Privacy

My recent 2006 prognostications post had a bullet point for privacy – I expected privacy to erode.

Long story short, the Feds (Bush administration) have asked Google, Yahoo, MSN and AOL for search information to help its case to protect minors from porn.

Google has resisted; here are some thoughts this whole situation has engendered in me:

  • If the actual intent of this effort is to protect kids from porn, well, the very fact that the government is getting involved here dooms said process. See the CAN-SPAN act. And the Supreme Court cannot even define “obscene” beyond “I know it when I see it.” So exactly what are we attempting to defend our children against? This is a serious question.

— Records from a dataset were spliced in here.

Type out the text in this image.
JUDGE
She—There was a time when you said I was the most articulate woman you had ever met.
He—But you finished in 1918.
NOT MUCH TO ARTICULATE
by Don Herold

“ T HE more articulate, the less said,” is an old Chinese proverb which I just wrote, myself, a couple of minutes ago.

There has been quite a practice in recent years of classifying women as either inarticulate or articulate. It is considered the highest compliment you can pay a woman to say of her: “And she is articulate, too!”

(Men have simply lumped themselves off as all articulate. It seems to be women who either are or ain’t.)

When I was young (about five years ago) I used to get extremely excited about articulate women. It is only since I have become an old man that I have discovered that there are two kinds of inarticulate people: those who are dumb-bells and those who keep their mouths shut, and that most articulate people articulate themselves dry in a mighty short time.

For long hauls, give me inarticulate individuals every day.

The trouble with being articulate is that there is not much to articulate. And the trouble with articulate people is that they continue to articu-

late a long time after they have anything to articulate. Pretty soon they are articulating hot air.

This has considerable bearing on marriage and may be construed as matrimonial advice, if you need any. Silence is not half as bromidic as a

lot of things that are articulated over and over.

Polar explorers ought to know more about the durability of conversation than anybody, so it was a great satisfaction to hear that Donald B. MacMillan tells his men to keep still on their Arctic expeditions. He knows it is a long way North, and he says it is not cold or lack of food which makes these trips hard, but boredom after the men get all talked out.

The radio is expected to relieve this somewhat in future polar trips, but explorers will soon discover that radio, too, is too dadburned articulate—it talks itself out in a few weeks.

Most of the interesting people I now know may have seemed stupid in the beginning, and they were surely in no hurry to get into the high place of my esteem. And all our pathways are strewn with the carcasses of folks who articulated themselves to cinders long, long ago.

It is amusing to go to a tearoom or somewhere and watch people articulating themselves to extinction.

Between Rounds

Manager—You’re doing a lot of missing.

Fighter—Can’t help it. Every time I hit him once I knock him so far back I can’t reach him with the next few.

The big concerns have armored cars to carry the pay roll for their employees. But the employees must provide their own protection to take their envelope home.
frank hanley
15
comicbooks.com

  • While most of the request from the government seems benign, the “random X web sites you have indexed” does seem to trample on trade secrets and so on. So – for this reason alone – Google has (to me) a good push-back point (from a PR standpoint; I don’t know the law).

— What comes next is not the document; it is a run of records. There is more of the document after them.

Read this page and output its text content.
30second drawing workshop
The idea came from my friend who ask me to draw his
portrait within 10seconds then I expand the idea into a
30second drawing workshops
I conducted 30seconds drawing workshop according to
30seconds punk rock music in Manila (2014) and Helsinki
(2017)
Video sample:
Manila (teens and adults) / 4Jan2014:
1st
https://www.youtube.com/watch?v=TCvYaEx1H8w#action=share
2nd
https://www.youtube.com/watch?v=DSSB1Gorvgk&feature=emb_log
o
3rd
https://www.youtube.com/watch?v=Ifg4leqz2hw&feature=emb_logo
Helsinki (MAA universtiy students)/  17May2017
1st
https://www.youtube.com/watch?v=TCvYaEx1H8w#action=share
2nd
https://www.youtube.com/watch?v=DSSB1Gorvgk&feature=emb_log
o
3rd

  • OK, the judicial branch can issue subpoenas – agreed. Can they subpoena search engines for this? Where is the “probable cause”? Search engines don’t seem tied to COPA, but….

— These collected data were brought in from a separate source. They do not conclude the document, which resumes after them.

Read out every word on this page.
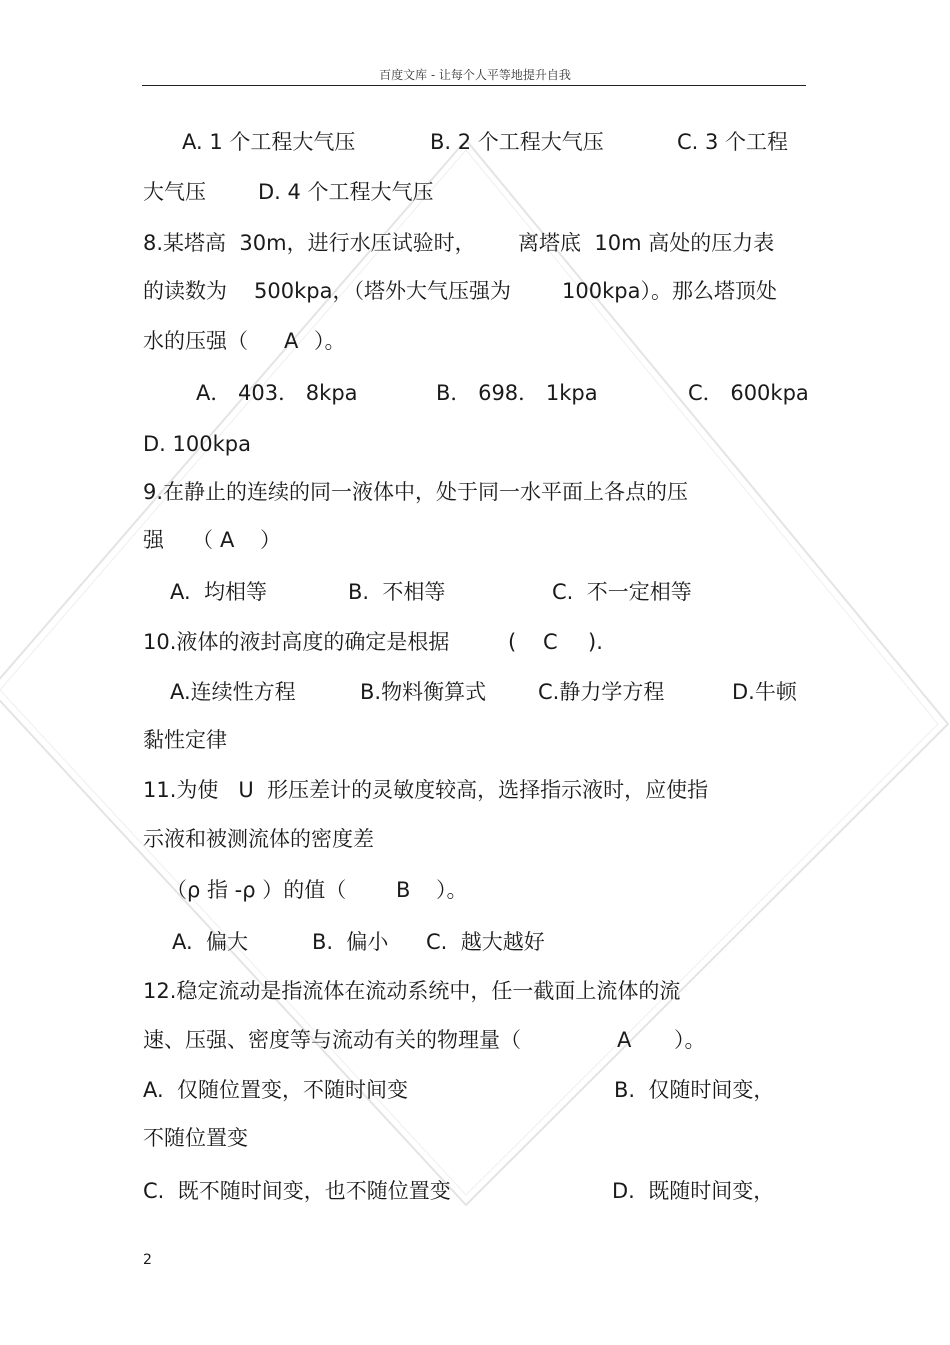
百度文库 - 让每个人平等地提升自我
A. 1 个工程大气压	B. 2 个工程大气压	C. 3 个工程
大气压 D. 4 个工程大气压
8.某塔高  30m，进行水压试验时， 离塔底  10m 高处的压力表
的读数为 500kpa，（塔外大气压强为 100kpa）。那么塔顶处
水的压强（ A ）。
A． 403． 8kpa	B． 698． 1kpa	C． 600kpa
D. 100kpa
9.在静止的连续的同一液体中，处于同一水平面上各点的压
强 （ A ）
A.  均相等	B.  不相等	C.  不一定相等
10.液体的液封高度的确定是根据	( C ).
A.连续性方程	B.物料衡算式 C.静力学方程	D.牛顿
黏性定律
11.为使   U  形压差计的灵敏度较高，选择指示液时，应使指
示液和被测流体的密度差
（ρ 指 -ρ ）的值（ B ）。
A.  偏大	B.  偏小 C.  越大越好
12.稳定流动是指流体在流动系统中，任一截面上流体的流
速、压强、密度等与流动有关的物理量（	A ）。
A.  仅随位置变，不随时间变	B.  仅随时间变，
不随位置变
C.  既不随时间变，也不随位置变	D.  既随时间变，
2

  • Google resisted; others didn’t. If Google had not pushed back, we’d not be discussing same. What other “requests” etc HAVE happened and we don’t know about because there was no push back?
  • Google is pushing back, I think, on this request so there is not a precedent. Today, search terms. Tomorrow, who searched [x]??
  • WHY did other engines just fork over the info? Jeremy Zawodny – a Yahoo! employee (and mySql god) has finally written about his company’s complicity with all this. He politely spanks his company, while giving (quietly) Google kudos. That sorta sums up all of this (to me). Read whateveryawant into that.